A Bordeaux, on insiste plus particulièrement sur l’aspect religieux des soins, pratiqués par les Frères de l’Aumône (« bénédictions données avec des vins, de l’eau des fontaines sacrées ou de la graisse, par les mains qui lavent, soignent », etc.).

DROITS ET DEVOIRS DE L’HÔPITAL ET DES MALADES

C’est dans le traitement des malades et dans l’organisation de leurs établissements que se distinguent les Chanoines réguliers de l’Ordre de Saint-Antoine.

En l’an 1476, le Chapitre Général décide, en accord avec les responsables religieux locaux, une Réformation dans l’Ordre puis dans l’organisation de chaque Hôpital.

Les Droits et les Devoirs de l’Hôpital, comme ceux des malades et infirmes, sont précisés dans les statuts de chaque Hôpital et confirmés en 1478 dans le Bullaire de Saint-Antoine (manuscrit latin du notaire Guerini).

Tous les biens de l’Ordre de Saint-Antoine, dans chaque partie du monde (c’est l’Europe des Antonins !), seront affectés à l’Hospitalité des atteints et infirmes du Feu infernal…

Tous les malades (hommes et femmes) atteints par ce mal seront reçus, à leur demande, dans toute Maison de l’Ordre.

Si le malade devient infirme et impotent et, de ce fait, ne peut plus assurer sa subsistance, il sera accueilli à vie par le Commandeur, définitivement et sans réserve et affecté dans la commanderie de son pays d’origine.

Selon son état, il pourra être amené à servir la Communauté et être utile à tous, ayant l’assurance d’être aidé et nourri sa vie durant (gardien de l’église, jardinier, cuisinier, tailleur, emploi à la ferme, surveillant de moulin, etc.). 

Selon l’importance de la commanderie, les malades peuvent être affectés dans un autre Hôpital mais aucun ne peut leur être refusé.

Les malades peuvent demander le séjour et l’entretien comme infirmes libres ou se donner à l’Ordre. Ils font alors partie intégrante du « Tiers-Ordre antonin » et portent le Tau.

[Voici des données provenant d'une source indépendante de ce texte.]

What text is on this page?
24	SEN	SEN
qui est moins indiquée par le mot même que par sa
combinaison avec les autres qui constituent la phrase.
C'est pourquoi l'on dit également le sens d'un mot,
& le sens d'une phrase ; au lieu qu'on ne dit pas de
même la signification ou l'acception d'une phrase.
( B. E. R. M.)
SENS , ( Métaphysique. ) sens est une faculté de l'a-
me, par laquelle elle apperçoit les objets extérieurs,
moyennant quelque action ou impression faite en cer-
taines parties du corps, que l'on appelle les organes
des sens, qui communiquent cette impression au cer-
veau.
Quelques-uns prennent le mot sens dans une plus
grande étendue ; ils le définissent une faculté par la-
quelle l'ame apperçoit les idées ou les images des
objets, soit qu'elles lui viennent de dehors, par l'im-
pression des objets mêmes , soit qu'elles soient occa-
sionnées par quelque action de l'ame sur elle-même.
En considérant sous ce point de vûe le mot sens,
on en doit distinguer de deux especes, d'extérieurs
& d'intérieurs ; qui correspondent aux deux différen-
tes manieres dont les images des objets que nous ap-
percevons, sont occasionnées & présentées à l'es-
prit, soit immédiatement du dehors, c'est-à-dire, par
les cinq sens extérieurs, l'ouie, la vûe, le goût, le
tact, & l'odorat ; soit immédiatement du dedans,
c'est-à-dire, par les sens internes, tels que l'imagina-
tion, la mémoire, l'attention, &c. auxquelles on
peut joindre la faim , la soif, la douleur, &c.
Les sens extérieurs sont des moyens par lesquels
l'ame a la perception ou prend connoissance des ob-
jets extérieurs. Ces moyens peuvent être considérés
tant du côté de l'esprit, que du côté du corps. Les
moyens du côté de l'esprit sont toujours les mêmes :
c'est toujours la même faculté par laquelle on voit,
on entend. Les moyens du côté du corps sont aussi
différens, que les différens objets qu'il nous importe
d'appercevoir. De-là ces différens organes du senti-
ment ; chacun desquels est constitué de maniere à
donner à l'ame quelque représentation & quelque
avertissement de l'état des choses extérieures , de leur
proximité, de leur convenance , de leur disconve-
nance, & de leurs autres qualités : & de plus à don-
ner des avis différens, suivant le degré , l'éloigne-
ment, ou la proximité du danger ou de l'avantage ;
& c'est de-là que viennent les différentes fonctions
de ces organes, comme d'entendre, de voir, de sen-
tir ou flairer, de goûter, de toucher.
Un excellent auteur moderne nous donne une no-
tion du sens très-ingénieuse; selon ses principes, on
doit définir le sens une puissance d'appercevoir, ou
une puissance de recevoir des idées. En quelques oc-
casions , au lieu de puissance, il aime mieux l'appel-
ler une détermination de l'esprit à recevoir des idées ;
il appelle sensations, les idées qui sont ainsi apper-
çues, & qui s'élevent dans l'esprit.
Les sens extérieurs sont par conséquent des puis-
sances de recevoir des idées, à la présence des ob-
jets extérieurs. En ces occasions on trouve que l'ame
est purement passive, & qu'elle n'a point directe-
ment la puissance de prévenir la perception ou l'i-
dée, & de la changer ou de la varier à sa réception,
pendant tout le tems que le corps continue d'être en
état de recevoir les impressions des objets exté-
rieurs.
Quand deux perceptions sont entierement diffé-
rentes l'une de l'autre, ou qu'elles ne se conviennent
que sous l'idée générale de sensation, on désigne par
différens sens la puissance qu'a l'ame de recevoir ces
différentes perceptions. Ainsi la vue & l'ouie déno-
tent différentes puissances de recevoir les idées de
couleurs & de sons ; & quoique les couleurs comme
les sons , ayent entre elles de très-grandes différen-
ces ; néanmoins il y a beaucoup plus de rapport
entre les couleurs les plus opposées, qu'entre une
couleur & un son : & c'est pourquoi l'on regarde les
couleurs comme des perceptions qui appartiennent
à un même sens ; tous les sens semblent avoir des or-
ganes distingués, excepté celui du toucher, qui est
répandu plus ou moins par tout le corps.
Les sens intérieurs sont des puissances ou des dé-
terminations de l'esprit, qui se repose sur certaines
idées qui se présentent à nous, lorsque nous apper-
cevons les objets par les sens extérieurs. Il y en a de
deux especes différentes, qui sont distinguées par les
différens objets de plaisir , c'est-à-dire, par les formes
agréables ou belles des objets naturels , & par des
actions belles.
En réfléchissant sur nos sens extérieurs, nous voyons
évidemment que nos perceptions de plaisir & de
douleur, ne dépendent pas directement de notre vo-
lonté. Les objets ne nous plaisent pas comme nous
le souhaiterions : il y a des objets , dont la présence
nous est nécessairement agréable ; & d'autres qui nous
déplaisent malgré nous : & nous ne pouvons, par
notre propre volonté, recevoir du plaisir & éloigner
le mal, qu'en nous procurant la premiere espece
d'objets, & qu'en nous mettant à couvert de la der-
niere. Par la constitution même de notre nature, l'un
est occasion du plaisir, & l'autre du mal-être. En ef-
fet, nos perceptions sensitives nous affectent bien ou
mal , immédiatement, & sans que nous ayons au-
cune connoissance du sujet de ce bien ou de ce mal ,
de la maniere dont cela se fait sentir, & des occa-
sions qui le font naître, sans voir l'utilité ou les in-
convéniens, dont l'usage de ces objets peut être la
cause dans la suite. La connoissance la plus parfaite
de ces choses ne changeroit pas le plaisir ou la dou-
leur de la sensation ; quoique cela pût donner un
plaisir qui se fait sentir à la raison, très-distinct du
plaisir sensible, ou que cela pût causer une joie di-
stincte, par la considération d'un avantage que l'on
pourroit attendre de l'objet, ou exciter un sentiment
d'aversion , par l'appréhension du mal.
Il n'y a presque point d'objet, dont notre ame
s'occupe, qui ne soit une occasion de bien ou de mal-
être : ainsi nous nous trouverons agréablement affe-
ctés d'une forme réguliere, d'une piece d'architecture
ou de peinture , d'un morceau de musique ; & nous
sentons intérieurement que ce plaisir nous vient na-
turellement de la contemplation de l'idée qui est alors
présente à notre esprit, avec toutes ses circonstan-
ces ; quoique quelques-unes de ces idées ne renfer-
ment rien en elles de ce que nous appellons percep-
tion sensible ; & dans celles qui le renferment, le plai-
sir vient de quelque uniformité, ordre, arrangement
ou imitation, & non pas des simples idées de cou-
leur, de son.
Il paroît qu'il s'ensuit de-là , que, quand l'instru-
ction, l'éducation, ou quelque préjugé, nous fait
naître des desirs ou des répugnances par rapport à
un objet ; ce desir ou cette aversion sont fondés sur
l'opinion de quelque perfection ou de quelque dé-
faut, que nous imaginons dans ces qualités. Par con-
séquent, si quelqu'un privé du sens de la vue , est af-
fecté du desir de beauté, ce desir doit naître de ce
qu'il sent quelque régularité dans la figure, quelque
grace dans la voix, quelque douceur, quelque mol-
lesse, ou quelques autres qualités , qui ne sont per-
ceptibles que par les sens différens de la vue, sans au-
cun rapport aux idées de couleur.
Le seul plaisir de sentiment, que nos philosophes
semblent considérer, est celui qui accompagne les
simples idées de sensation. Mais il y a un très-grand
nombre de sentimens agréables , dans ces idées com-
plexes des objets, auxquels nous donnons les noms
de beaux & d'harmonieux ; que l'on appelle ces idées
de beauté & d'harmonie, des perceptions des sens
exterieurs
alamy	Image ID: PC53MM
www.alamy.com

Ils doivent obéissance et loyauté envers l’Ordre : ils jurent de ne rien aliéner de l’Ordre, mais au contraire d’entretenir ses biens ; ils peuvent donner une contribution à l’Ordre, au moment de leur entrée, mais aucune obligation n’est imposée.

Les malades infirmes ne peuvent être renvoyés que sur faute grave ou s’ils causent scandale parmi les autres infirmes, à condition qu’ils soient incorrigibles, l’ultime punition étant le bannissement de l’Ordre.

Le commandeur a l’obligation de verser les pensions dues aux infirmes de l’hôpital, mais n’a aucune obligation pour ceux qui résident à l’extérieur.

Les malades vivant à l’hôpital y trouvaient les remèdes, les soins permanents des Hospitaliers, une allocation quotidienne et, s’il le fallait, un entretien à vie sans oublier des mesures de protection, d’aide et de prévoyance. Toutes ces actions s’adressaient aux plus pauvres, comme aux fortunés.

N’est-ce pas là les origines des œuvres sociales de nos jours ?

Il est curieux que l’Ordre de saint Antoine, modèle social avant l’heure, renommé pour sa compassion vis-à-vis des malades, ses compétences médicales et sa charité, n’ait laissé aucune trace dans la ville de Bordeaux : pas de monument, pas de ruines, pas de plaque, pas même une rue dédiée à Saint Antoine ou aux Antonins.  

Remplacés par les Feuillants vers la fin du XVIème siècle sans qu’on en sache exactement la raison, les Antonins et leur célèbre saint ont basculé dans l’oubli le plus total.

Rapporté par Danielle Blanc, vice-présidente de l’AFAA

(1) l’ergotisme est à l’origine de mal des Ardents ou Feu (de) Saint-Antoine

(2) Le Commandeur (ou précepteur) est l’autorité religieuse à la tête d’une Commanderie ou Préceptorie, base de l’organisation territoriale de l’Ordre antonin et dont dépend un hôpital ou des hôpitaux antonins.

Ces fameuses colonnes torses, citées par Joseph de Montchenu dans ses récits, proviennent en fait du chœur de la chapelle Saint-Antoine des Feuillants, qui a remplacé, en 1604, l’église initiale des Antonins hospitaliers.
Détruite à son tour, sur son emplacement a été construit le Musée et tracée la rue Paul Bert.